Per the cited real world figures, that's about 1 in 40 tests that pass human review, or a success rate of about 2.5%.
It's hard to see value in spending resources this way right now - most notably, engineer time to review the generated tests. Improve the hit rate by an order of magnitude, and I suspect I'd feel differently.
Based on my understanding, only 1:20 passed the automated acceptance criteria (build, run, pass, increase coverage). Of those that made it through to the human review, “over 50% of the diffs submitted were accepted by developers” according to the paper
> In highly controlled cases, the ratio of generated tests to those that pass all of the steps is 1:4, and in real-world scenarios, Meta’s authors report a 1:20 ratio.
> Following the automated process, Meta had a human reviewer accept or reject tests. The authors reported an average acceptance ratio of 1:2, with a 73% acceptance rate in their best reported cases.
1:20 of real-world generated tests reach human review, or 5%. Of those, on average 1:2 are approved, or about 50%. 50% of 5% is 2.5%, or 1 in 40. Where do you see the error?

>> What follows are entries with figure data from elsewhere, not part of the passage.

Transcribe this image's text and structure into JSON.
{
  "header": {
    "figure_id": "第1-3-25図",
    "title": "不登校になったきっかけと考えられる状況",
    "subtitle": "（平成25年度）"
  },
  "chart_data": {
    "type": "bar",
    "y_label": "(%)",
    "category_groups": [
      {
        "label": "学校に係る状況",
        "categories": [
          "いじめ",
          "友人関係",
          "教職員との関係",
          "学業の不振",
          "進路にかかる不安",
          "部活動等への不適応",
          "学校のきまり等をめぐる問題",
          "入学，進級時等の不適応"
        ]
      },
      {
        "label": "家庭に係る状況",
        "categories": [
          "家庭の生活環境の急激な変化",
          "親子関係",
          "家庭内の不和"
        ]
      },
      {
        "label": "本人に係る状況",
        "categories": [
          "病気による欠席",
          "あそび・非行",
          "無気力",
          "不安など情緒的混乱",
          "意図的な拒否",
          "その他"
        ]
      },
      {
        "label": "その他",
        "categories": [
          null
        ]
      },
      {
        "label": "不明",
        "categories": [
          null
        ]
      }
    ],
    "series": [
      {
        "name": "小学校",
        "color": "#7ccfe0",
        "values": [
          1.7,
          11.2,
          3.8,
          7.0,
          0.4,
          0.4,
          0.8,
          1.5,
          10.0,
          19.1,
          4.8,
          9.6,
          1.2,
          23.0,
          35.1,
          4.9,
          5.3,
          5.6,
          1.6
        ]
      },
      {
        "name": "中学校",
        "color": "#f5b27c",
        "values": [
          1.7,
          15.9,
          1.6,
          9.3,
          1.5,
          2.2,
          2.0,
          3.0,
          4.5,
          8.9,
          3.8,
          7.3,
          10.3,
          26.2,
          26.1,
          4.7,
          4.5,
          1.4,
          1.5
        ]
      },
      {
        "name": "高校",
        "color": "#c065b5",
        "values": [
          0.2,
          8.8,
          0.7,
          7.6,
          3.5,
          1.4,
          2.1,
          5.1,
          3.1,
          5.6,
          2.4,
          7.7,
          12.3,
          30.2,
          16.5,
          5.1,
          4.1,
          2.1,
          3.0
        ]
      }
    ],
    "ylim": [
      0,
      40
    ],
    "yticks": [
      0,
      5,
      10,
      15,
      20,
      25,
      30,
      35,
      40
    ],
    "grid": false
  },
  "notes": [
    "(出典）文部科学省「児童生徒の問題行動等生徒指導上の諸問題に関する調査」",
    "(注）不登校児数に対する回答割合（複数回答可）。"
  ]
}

edit: Okay, I think I see it, specifically in considering engineer time vs the ~2.5% overall hit rate vs. the ~50% rate for tests reaching human review and thus requiring effort. Fair callout, thanks!
Hey, one of the creators here.
As mentioned in the post, TestGen-LLM (by Meta) focused on Kotlin, and the prompts were very Kotlin-oriented.
In Cover-Agent (by CodiumAI) we tried to reimplement Meta's work, and stay mostly similar to the original implementation, although we did a bit improved the prompts. But it isn't generic enough.
We believe we know how to improve generality, as we did with our PR-Agent, and here is a rough plan:
https://github.com/Codium-ai/cover-agent/issues/13
Using ChatGPT to generate unit tests works great almost out of the box, but I guess this system solves the remaining 5% to make it fully automated end-to-end. I believe this will work and help us write better software, given that I have experienced numerous cases where the generated tests (even with inferior models) catch no-so-obvious bugs.
Potentially, but if you wrote a test for your incorrect code wouldn't you do the same?
In the end I think the important part is not giving tests more trust than they deserve. If you fix the incorrect code and break a test you should give your change a closer look, but also give the test a closer look before you decide which needs to be fixed.
Depends on how you write tests. If you're writing tests by looking at the code you wrote and just asserting that it behaves as written, then yeah. If you're writing tests that assert that your code conforms to a predefined specification, then the tests could be the thing that helps you uncover the bugs.
I tried creating some on a personal project just using ChatGPT and it saved me a lot of toil on tests I probably wouldn’t have written. I did find I had low trust in refactoring my code, but higher than if I’d had no tests.
It seemed like a net positive for low risk cases.